McCOOK — As the American flag unfurled amid the strong breeze Saturday in this town’s modest cemetery, Vincent Keller asked the fellow veteran helping him raise it a single question:

“Isn’t it beautiful?”

With a population around 100, this community, about 26 miles northwest of Edinburg, worked to honor the decorated 89-year-old World War II Army veteran and more than 60 other men and women from the community who served in World War I through today.

“It just makes me cry,” Keller said of the ceremony. “I feel so happy.”

McCook natives Joyce Skloss said she and her cousin Walter Lyssy, a Vietnam veteran, recently realized the Immaculate Conception cemetery was without a flag pole, so they planned to install one in honor of 13 veterans buried there. She said the project mushroomed into a dedication ceremony recognizing the sacrifices of all the town’s servicemen and women.

The community gathered names for a working list of those enlisted in the military from residents of the ranching and farming town for a roll call. 

“I feel great,” Keller said after the ceremony. “We had a lot of boys from here and we all came back.”

Among the different generations of McCook veterans, many spread among families, the town has lost a single soldier — Dustin Sekula, for whom the Edinburg library is named. The Marine, whose family has a farm in McCook, died April 2004 in Al Anbar Province, Iraq.
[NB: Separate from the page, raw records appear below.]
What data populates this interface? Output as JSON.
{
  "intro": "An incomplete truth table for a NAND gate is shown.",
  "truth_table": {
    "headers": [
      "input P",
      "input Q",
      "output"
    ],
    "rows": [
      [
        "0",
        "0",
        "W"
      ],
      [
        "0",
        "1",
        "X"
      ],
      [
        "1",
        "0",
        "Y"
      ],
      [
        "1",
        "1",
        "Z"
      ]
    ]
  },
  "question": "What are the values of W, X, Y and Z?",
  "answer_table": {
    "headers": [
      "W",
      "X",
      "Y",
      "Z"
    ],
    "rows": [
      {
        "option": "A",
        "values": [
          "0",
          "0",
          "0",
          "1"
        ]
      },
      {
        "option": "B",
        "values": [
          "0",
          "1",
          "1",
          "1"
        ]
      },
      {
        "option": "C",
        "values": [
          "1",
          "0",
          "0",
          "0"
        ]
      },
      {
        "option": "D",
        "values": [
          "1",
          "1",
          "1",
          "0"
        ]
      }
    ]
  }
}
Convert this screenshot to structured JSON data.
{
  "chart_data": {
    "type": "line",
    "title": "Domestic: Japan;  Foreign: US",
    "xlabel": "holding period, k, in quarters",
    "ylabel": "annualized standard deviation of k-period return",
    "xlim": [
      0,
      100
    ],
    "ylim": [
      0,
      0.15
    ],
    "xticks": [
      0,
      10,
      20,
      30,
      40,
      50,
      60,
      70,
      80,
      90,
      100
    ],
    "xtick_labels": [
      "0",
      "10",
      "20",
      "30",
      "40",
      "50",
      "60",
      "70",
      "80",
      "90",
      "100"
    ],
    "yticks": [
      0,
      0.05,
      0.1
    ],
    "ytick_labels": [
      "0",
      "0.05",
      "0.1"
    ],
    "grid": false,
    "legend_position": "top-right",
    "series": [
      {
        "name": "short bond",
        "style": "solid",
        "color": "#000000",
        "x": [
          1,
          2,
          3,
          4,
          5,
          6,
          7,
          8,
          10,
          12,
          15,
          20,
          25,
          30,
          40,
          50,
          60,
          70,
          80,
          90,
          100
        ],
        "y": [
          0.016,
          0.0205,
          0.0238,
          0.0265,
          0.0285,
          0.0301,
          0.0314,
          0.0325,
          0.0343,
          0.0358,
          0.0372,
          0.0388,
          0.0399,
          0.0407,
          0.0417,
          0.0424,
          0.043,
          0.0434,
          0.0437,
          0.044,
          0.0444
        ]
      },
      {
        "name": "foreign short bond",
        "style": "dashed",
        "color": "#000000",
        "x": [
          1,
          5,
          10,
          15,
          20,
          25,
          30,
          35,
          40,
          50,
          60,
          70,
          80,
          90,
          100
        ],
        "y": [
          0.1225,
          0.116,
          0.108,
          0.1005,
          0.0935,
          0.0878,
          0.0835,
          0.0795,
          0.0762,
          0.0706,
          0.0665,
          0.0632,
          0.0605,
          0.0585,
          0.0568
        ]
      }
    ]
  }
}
Joyce Skloss said one family sent all six of their sons to Vietnam.

The pool of veterans from World War II continues to shrink as they age, but McCook celebrated the service of three veterans still alive from the war.

Conrad Prukop, a World War II Marine veteran, sat beside Keller and Otto Wagner Sr., who served in the Navy, at the base of the flag pole.

“It’s wonderful because McCook is blessed with all these service people,” 91-year-old Prukop said, noting while some were wounded, with the exception of Sekula, none were killed in action.

The ceremony began with a mass at the Immaculate Conception church, where Rev. Rene Angel blessed veterans, many wearing hats identifying their service in Vietnam, and Keller’s daughter, Susan Keller Skloss, sang “America the Beautiful.”

When her grandfather approached the altar carrying the U.S. flag, the one he would later raise in the cemetery, 28-year-old Heather Keller Gibke became emotional.

“I’ve grown up listening to his war stories from WWII,” she said, remarking on his continued to dedication to the country. “The war was such a big part of him and his life and what he taught us about freedom.”

Keller Skloss said McCook, founded by Polish immigrants, is grateful for the sacrifice made by its soldiers.

Once the flag stood tall in McCook’s cemetery, Keller Skloss sang the National Anthem, which was followed by the Pledge of Allegiance.

As Prukop made his way out of the ceremony, he made one more remark about his time serving his country.

“We just did what we were asked to do.”